According to Jastrow, DOE began to consider perennial forage crops as possible sources of alternative fuels during the oil crisis of the late 1970s and early 1980s. As Americans lost access to imported oil due to political instability in the Persian Gulf states, scientists saw an opportunity in the open grazing land of the Great Plains and the prairie remnants of the Midwest, where switchgrass and other native perennial grasses grow in dense stands from four to eight feet high.
The Argonne ecologists are working with several varieties, or cultivars, of switchgrass that differ in geographic origin and genetic attributes. In addition to switchgrass, they planted a number of other species, including big bluestem, Indiangrass and Canadian wild rye.
Jastrow and her colleagues are seeking to determine which grasses produce high yields of harvestable biomass while also pumping the most carbon underground through root growth. When roots die and decompose, some carbon is sequestered in soil organic matter, and nutrients such as nitrogen are recycled to sustain future plant growth.
“We expect to use some of the new genetic, bioinformatics, and molecular tools available through Argonne's Biosciences and Mathematics and Computer Science divisions, the joint Argonne-University of Chicago Institute for Genomics and Systems Biology, and Argonne's Advanced Photon Source to help tease out how differing plant traits and microbial communities interact in the soil environment to control these processes,” Jastrow explained.
In general, researchers interested in perennial grasses as bioenergy crops typically compare species or cultivars one at a time in “monocultures.” But recent studies suggest that planting a diverse mixture of grass species might lead to greater sustained yields over time.
"Diverse plantings are better equipped to deal with annual variations in climate and probably have fewer problems with pathogen buildup than monocultures," Jastrow said.
But growing a feedstock consisting of several different grass species would complicate up-and-coming efforts to convert the cellulose in plant matter into ethanol, a process that might require the use of a separate set of microbes for each grass species. Jastrow and her colleagues believe they can avoid this problem while reaping the benefits of diverse plantings by using a mixture of switchgrass cultivars to increase genetic diversity.

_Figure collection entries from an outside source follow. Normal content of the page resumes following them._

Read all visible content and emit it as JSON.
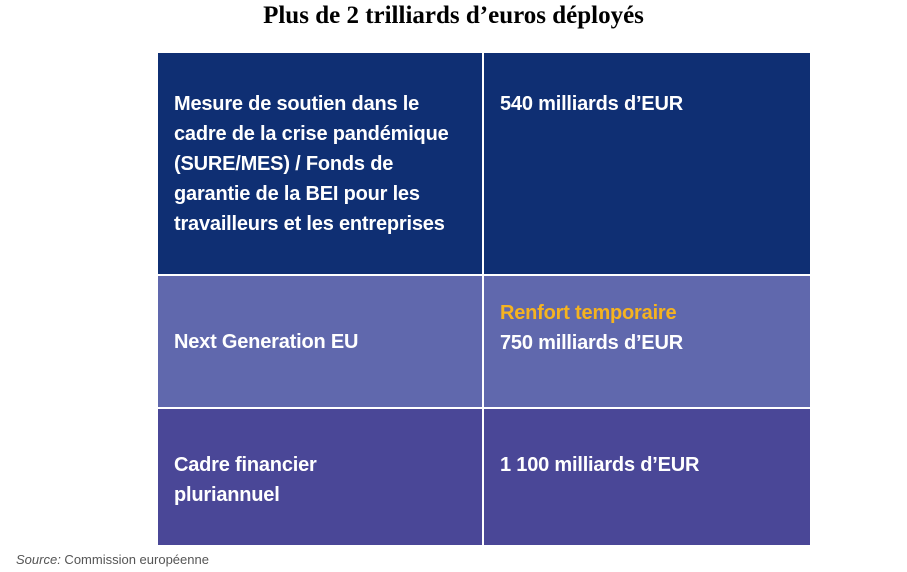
{
  "title": "Plus de 2 trilliards d’euros déployés",
  "rows": [
    {
      "label": "Mesure de soutien dans le cadre de la crise pandémique (SURE/MES) / Fonds de garantie de la BEI pour les travailleurs et les entreprises",
      "highlight": "",
      "value": "540 milliards d’EUR"
    },
    {
      "label": "Next Generation EU",
      "highlight": "Renfort temporaire",
      "value": "750 milliards d’EUR"
    },
    {
      "label": "Cadre financier pluriannuel",
      "highlight": "",
      "value": "1 100 milliards d’EUR"
    }
  ],
  "source": {
    "label": "Source:",
    "text": " Commission européenne"
  },
  "colors": {
    "row1": "#0f2f73",
    "row2": "#6068ad",
    "row3": "#4a4797",
    "highlight": "#f5b320"
  }
}
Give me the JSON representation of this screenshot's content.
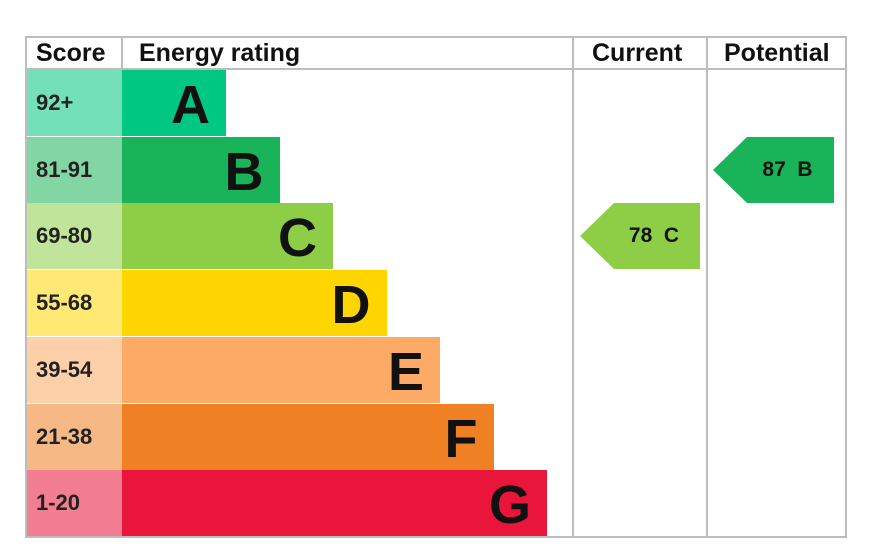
{
  "chart_data": {
    "type": "table",
    "headers": {
      "score": "Score",
      "rating": "Energy rating",
      "current": "Current",
      "potential": "Potential"
    },
    "bands": [
      {
        "score": "92+",
        "letter": "A",
        "color": "#00c781"
      },
      {
        "score": "81-91",
        "letter": "B",
        "color": "#19b459"
      },
      {
        "score": "69-80",
        "letter": "C",
        "color": "#8dce46"
      },
      {
        "score": "55-68",
        "letter": "D",
        "color": "#ffd500"
      },
      {
        "score": "39-54",
        "letter": "E",
        "color": "#fcaa65"
      },
      {
        "score": "21-38",
        "letter": "F",
        "color": "#ef8023"
      },
      {
        "score": "1-20",
        "letter": "G",
        "color": "#e9153b"
      }
    ],
    "current": {
      "value": 78,
      "letter": "C",
      "label": "78  C",
      "color": "#8dce46"
    },
    "potential": {
      "value": 87,
      "letter": "B",
      "label": "87  B",
      "color": "#19b459"
    }
  }
}
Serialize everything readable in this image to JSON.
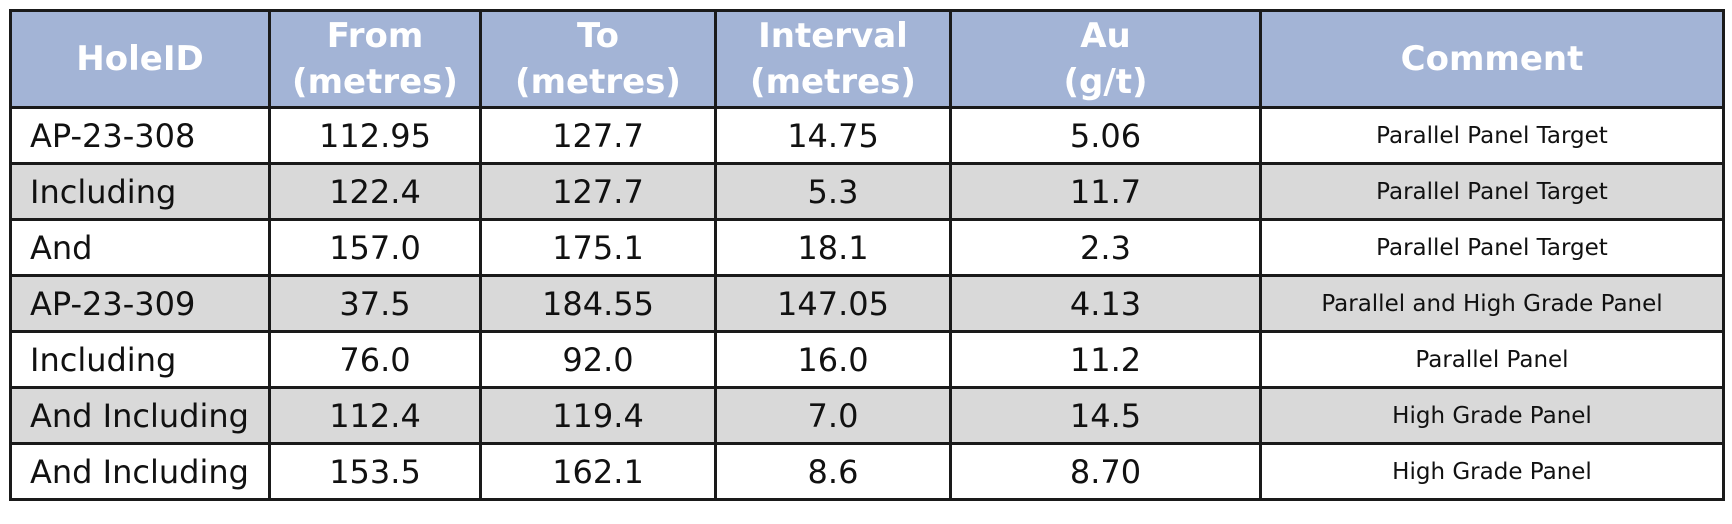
{
  "table": {
    "header": {
      "holeid": [
        "HoleID"
      ],
      "from": [
        "From",
        "(metres)"
      ],
      "to": [
        "To",
        "(metres)"
      ],
      "interval": [
        "Interval",
        "(metres)"
      ],
      "au": [
        "Au",
        "(g/t)"
      ],
      "comment": [
        "Comment"
      ]
    },
    "rows": [
      {
        "holeid": "AP-23-308",
        "from": "112.95",
        "to": "127.7",
        "interval": "14.75",
        "au": "5.06",
        "comment": "Parallel Panel Target"
      },
      {
        "holeid": "Including",
        "from": "122.4",
        "to": "127.7",
        "interval": "5.3",
        "au": "11.7",
        "comment": "Parallel Panel Target"
      },
      {
        "holeid": "And",
        "from": "157.0",
        "to": "175.1",
        "interval": "18.1",
        "au": "2.3",
        "comment": "Parallel Panel Target"
      },
      {
        "holeid": "AP-23-309",
        "from": "37.5",
        "to": "184.55",
        "interval": "147.05",
        "au": "4.13",
        "comment": "Parallel and High Grade Panel"
      },
      {
        "holeid": "Including",
        "from": "76.0",
        "to": "92.0",
        "interval": "16.0",
        "au": "11.2",
        "comment": "Parallel Panel"
      },
      {
        "holeid": "And Including",
        "from": "112.4",
        "to": "119.4",
        "interval": "7.0",
        "au": "14.5",
        "comment": "High Grade Panel"
      },
      {
        "holeid": "And Including",
        "from": "153.5",
        "to": "162.1",
        "interval": "8.6",
        "au": "8.70",
        "comment": "High Grade Panel"
      }
    ]
  },
  "colors": {
    "header_bg": "#a3b4d6",
    "header_text": "#ffffff",
    "shaded_row_bg": "#d9d9d9",
    "border": "#1a1a1a"
  }
}
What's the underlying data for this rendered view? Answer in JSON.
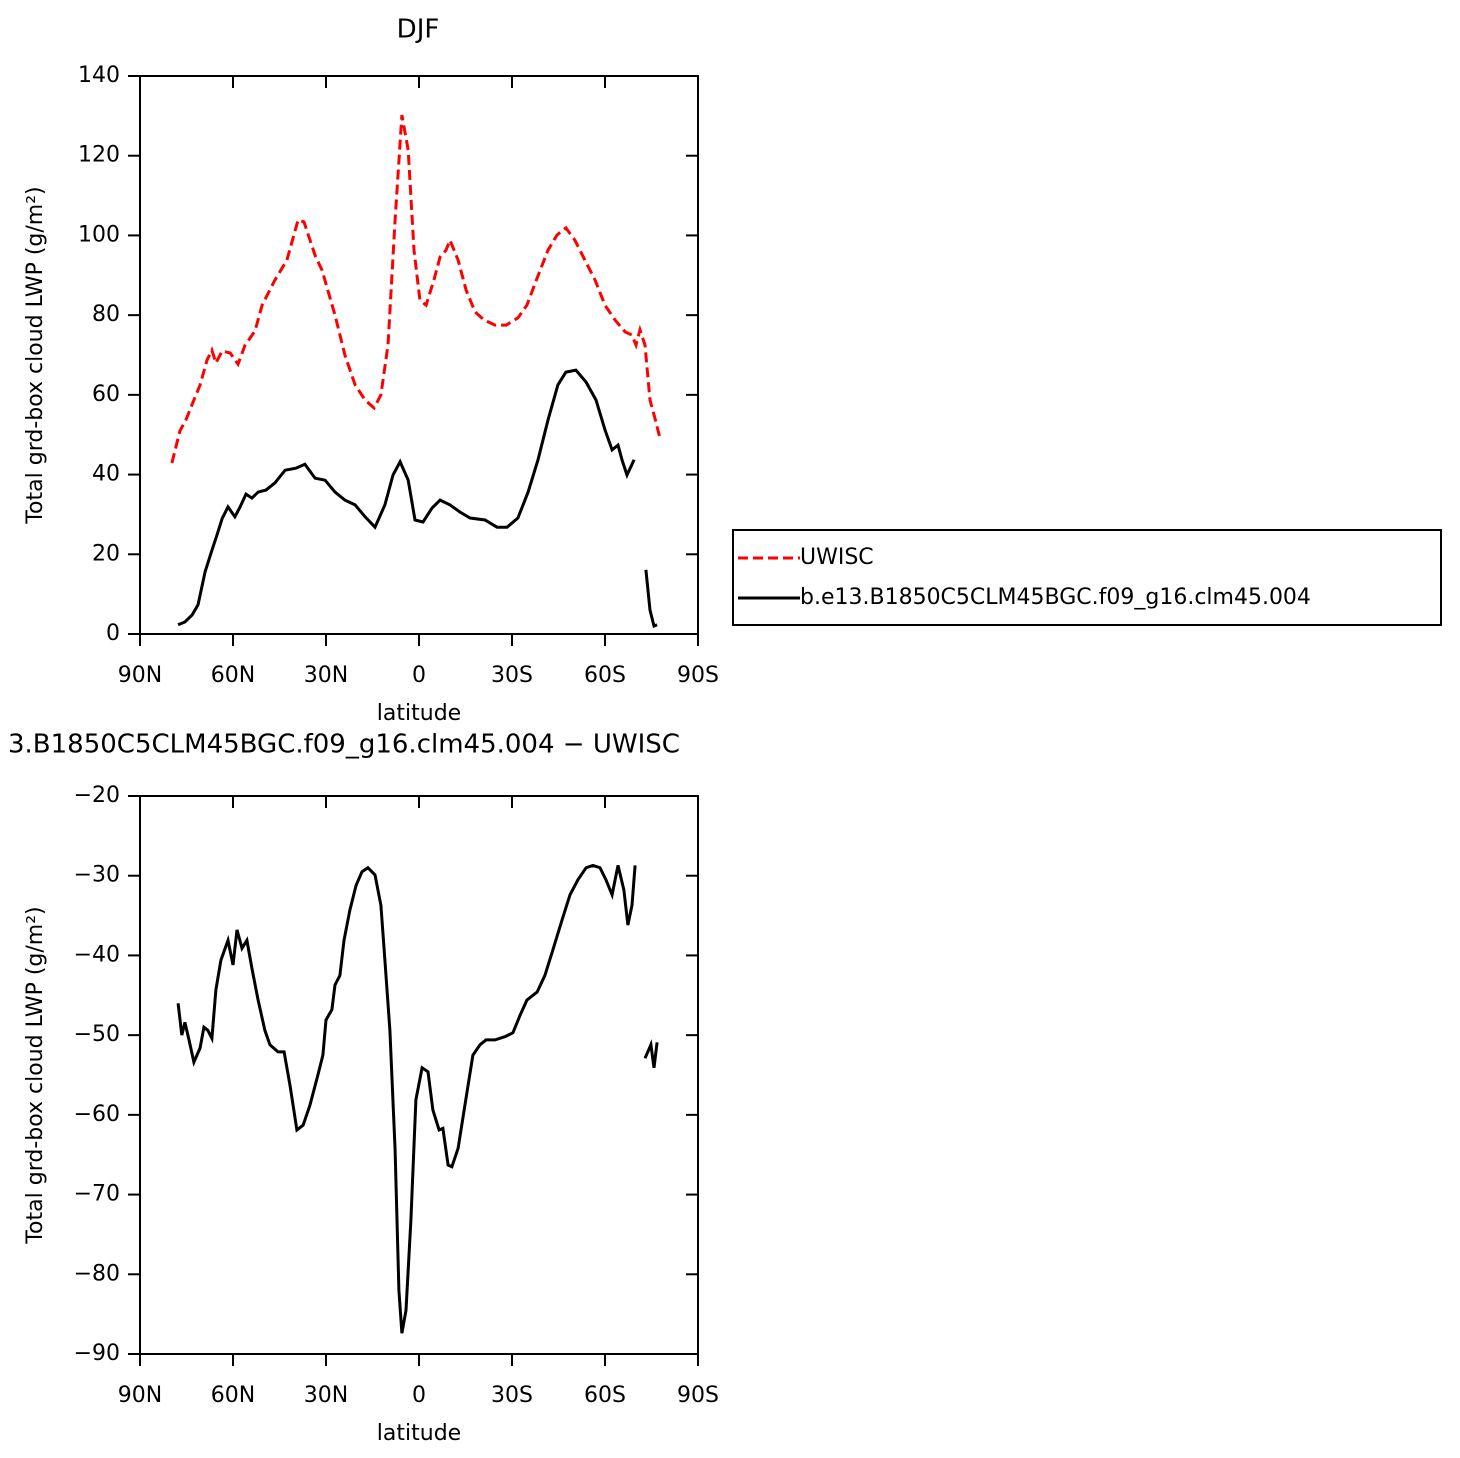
{
  "chart_data": [
    {
      "type": "line",
      "title": "DJF",
      "xlabel": "latitude",
      "ylabel": "Total grd-box cloud LWP (g/m²)",
      "xlim": [
        90,
        -90
      ],
      "xticks": [
        {
          "value": 90,
          "label": "90N"
        },
        {
          "value": 60,
          "label": "60N"
        },
        {
          "value": 30,
          "label": "30N"
        },
        0,
        {
          "value": -30,
          "label": "30S"
        },
        {
          "value": -60,
          "label": "60S"
        },
        {
          "value": -90,
          "label": "90S"
        }
      ],
      "ylim": [
        0,
        140
      ],
      "yticks": [
        0,
        20,
        40,
        60,
        80,
        100,
        120,
        140
      ],
      "legend": "right",
      "series": [
        {
          "name": "UWISC",
          "color": "#ff0000",
          "dashed": true,
          "x": [
            79.7,
            77.1,
            75.2,
            72.6,
            70.6,
            68.4,
            66.8,
            65.5,
            63.5,
            60.9,
            58.4,
            56.1,
            52.9,
            50.6,
            46.5,
            42.6,
            39,
            37.1,
            33.5,
            31.3,
            27.1,
            23.9,
            20.6,
            17.4,
            14.5,
            12.3,
            10,
            7.7,
            5.5,
            3.5,
            1.6,
            -0.3,
            -2.3,
            -4.8,
            -6.8,
            -8.7,
            -10,
            -12.6,
            -15.2,
            -18.1,
            -21,
            -24.5,
            -28.1,
            -31.9,
            -34.8,
            -38.1,
            -41.6,
            -44.5,
            -47.4,
            -50.3,
            -53.5,
            -56.8,
            -60,
            -63.2,
            -66.5,
            -68.7,
            -70,
            -71.3,
            -72.9,
            -74.5,
            -76.1,
            -77.7
          ],
          "values": [
            42.9,
            51,
            53.7,
            58.7,
            62.5,
            68.7,
            71.2,
            68,
            71,
            70.5,
            67.7,
            72.5,
            76,
            82.5,
            88.8,
            93.8,
            103.9,
            103.4,
            95,
            91.3,
            80,
            70,
            62.5,
            58.7,
            56.7,
            60,
            72.5,
            103.9,
            130.2,
            121.4,
            96.3,
            83.8,
            82.5,
            88.8,
            94.6,
            96.3,
            98.8,
            93.8,
            86.3,
            80.8,
            78.8,
            77.5,
            77.5,
            79.3,
            82.5,
            89.3,
            96.3,
            100.1,
            101.9,
            98.8,
            93.8,
            88.8,
            82.5,
            78.8,
            75.8,
            75,
            72.5,
            76.3,
            72.5,
            58.7,
            54.2,
            49.2
          ]
        },
        {
          "name": "b.e13.B1850C5CLM45BGC.f09_g16.clm45.004",
          "color": "#000000",
          "dashed": false,
          "x": [
            77.7,
            75.5,
            73.2,
            71.3,
            69,
            66.8,
            65.2,
            63.5,
            61.6,
            59.4,
            57.7,
            55.8,
            53.9,
            51.9,
            49.4,
            46.5,
            43.2,
            39.7,
            36.8,
            33.5,
            30.3,
            27.1,
            23.9,
            20.6,
            17.4,
            14.2,
            11,
            8.4,
            6.1,
            3.5,
            1.3,
            -1.3,
            -4.2,
            -6.8,
            -10,
            -13.2,
            -16.5,
            -21.3,
            -25.2,
            -28.4,
            -31.9,
            -35.2,
            -38.4,
            -41.6,
            -44.8,
            -47.4,
            -50.6,
            -53.9,
            -57.1,
            -60,
            -62.3,
            -64.2,
            -65.5,
            -67.1,
            -69.4,
            null,
            -73.2,
            -74.5,
            -75.8,
            -76.8
          ],
          "values": [
            2.3,
            3,
            4.8,
            7.3,
            15.6,
            21,
            24.8,
            29,
            31.9,
            29.4,
            31.9,
            35.1,
            34.1,
            35.6,
            36.1,
            37.9,
            41.1,
            41.6,
            42.6,
            39.1,
            38.6,
            35.6,
            33.6,
            32.4,
            29.4,
            26.8,
            32.4,
            39.9,
            43.2,
            38.6,
            28.6,
            28.1,
            31.6,
            33.6,
            32.4,
            30.6,
            29.1,
            28.6,
            26.8,
            26.8,
            29.1,
            35.6,
            43.7,
            53.7,
            62.5,
            65.7,
            66.2,
            63.2,
            58.7,
            51.2,
            46.2,
            47.4,
            43.7,
            39.9,
            43.7,
            null,
            16.1,
            6,
            2,
            2.3
          ]
        }
      ]
    },
    {
      "type": "line",
      "title": "3.B1850C5CLM45BGC.f09_g16.clm45.004 − UWISC",
      "xlabel": "latitude",
      "ylabel": "Total grd-box cloud LWP (g/m²)",
      "xlim": [
        90,
        -90
      ],
      "xticks": [
        {
          "value": 90,
          "label": "90N"
        },
        {
          "value": 60,
          "label": "60N"
        },
        {
          "value": 30,
          "label": "30N"
        },
        0,
        {
          "value": -30,
          "label": "30S"
        },
        {
          "value": -60,
          "label": "60S"
        },
        {
          "value": -90,
          "label": "90S"
        }
      ],
      "ylim": [
        -90,
        -20
      ],
      "yticks": [
        {
          "value": -90,
          "label": "−90"
        },
        {
          "value": -80,
          "label": "−80"
        },
        {
          "value": -70,
          "label": "−70"
        },
        {
          "value": -60,
          "label": "−60"
        },
        {
          "value": -50,
          "label": "−50"
        },
        {
          "value": -40,
          "label": "−40"
        },
        {
          "value": -30,
          "label": "−30"
        },
        {
          "value": -20,
          "label": "−20"
        }
      ],
      "series": [
        {
          "color": "#000000",
          "dashed": false,
          "x": [
            77.7,
            76.5,
            75.5,
            74.2,
            72.6,
            70.6,
            69.4,
            68.1,
            66.8,
            65.5,
            63.9,
            61.6,
            60,
            58.7,
            57.1,
            55.5,
            53.9,
            51.9,
            49.7,
            48.1,
            45.5,
            43.5,
            41.6,
            39.4,
            37.4,
            35.2,
            32.6,
            31,
            30,
            28.1,
            27.1,
            25.5,
            24.2,
            22.3,
            20.3,
            18.4,
            16.5,
            14.2,
            12.3,
            11,
            9.4,
            7.7,
            6.5,
            5.5,
            4.2,
            2.6,
            1,
            -1,
            -2.9,
            -4.5,
            -6.5,
            -7.7,
            -9.4,
            -10.6,
            -12.6,
            -14.8,
            -17.4,
            -19.7,
            -21.6,
            -24.5,
            -27.7,
            -30.3,
            -32.6,
            -34.8,
            -38.1,
            -40.6,
            -43.2,
            -46.1,
            -48.7,
            -51.3,
            -53.9,
            -56.1,
            -58.4,
            -60.3,
            -62.3,
            -64.2,
            -66.1,
            -67.4,
            -68.7,
            -69.7,
            null,
            -72.9,
            -74.8,
            -75.8,
            -76.8
          ],
          "values": [
            -46,
            -50,
            -48.4,
            -50.6,
            -53.4,
            -51.6,
            -49,
            -49.4,
            -50.4,
            -44.3,
            -40.6,
            -38.1,
            -41.2,
            -36.8,
            -39.1,
            -38.1,
            -41.6,
            -45.6,
            -49.4,
            -51.2,
            -52.1,
            -52.1,
            -56.3,
            -61.9,
            -61.3,
            -58.8,
            -55,
            -52.5,
            -48.1,
            -46.8,
            -43.7,
            -42.5,
            -38.1,
            -34.3,
            -31.2,
            -29.5,
            -29,
            -29.9,
            -33.7,
            -40.6,
            -49.4,
            -64.4,
            -82,
            -87.4,
            -84.5,
            -73.2,
            -58.1,
            -54.1,
            -54.6,
            -59.4,
            -61.9,
            -61.7,
            -66.3,
            -66.5,
            -64.2,
            -58.8,
            -52.5,
            -51.2,
            -50.6,
            -50.6,
            -50.2,
            -49.7,
            -47.5,
            -45.6,
            -44.6,
            -42.5,
            -39.3,
            -35.6,
            -32.4,
            -30.5,
            -29,
            -28.7,
            -29,
            -30.5,
            -32.4,
            -28.7,
            -31.8,
            -36.2,
            -33.7,
            -28.7,
            null,
            -52.9,
            -51.2,
            -54.1,
            -50.9
          ]
        }
      ]
    }
  ]
}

Although a number of other grass species grew abundantly in the prairies of the Midwest and Great Plains, switchgrass soon found favor among botanists selecting grasses for grazing and biomass production because of its unusually high response to fertilization.
"Most of the other prairie grasses," she said, "are more nutrient-use efficient. If you fertilize them, it's all excess, and they don't grow much larger. Switchgrass, however, can really take off when it's fertilized."
Next year, after the grasses are established, half of the area planted with each of the seven cultivar/species combinations will be fertilized annually while the other half will remain unfertilized.
The addition of fertilizer, however, represents a "carbon cost" to the environment that derives from the process of making the fertilizer as well as the fuel for the vehicles required to ship and spread it; the planting, harvesting, transporting and processing of feedstocks creates other carbon costs as well. In Jastrow's view, the "carbon balance" of a particular type of grass – the difference between its "carbon cost" and the amount of carbon it offsets or sequesters – has to be considered when evaluating its potential effectiveness as a bioenergy crop.
"One of our ideas," she said, "is that maybe you won't get as much production with some of the other grasses; but if you don't have to fertilize or if these grasses are better at sequestering carbon in the soil, then the overall carbon balance might be about the same or even better."
Jastrow's collaborators on this project include Mike Miller and Roser Matamala from Argonne and Geoff Morris and Justin Borevitz from the University of Chicago. Jastrow coordinates Argonne's contributions to the DOE Consortium for Research on Enhancing Carbon Sequestration in Terrestrial Ecosystems (CSiTE), which also includes scientists from Oak Ridge and Pacific Northwest national laboratories.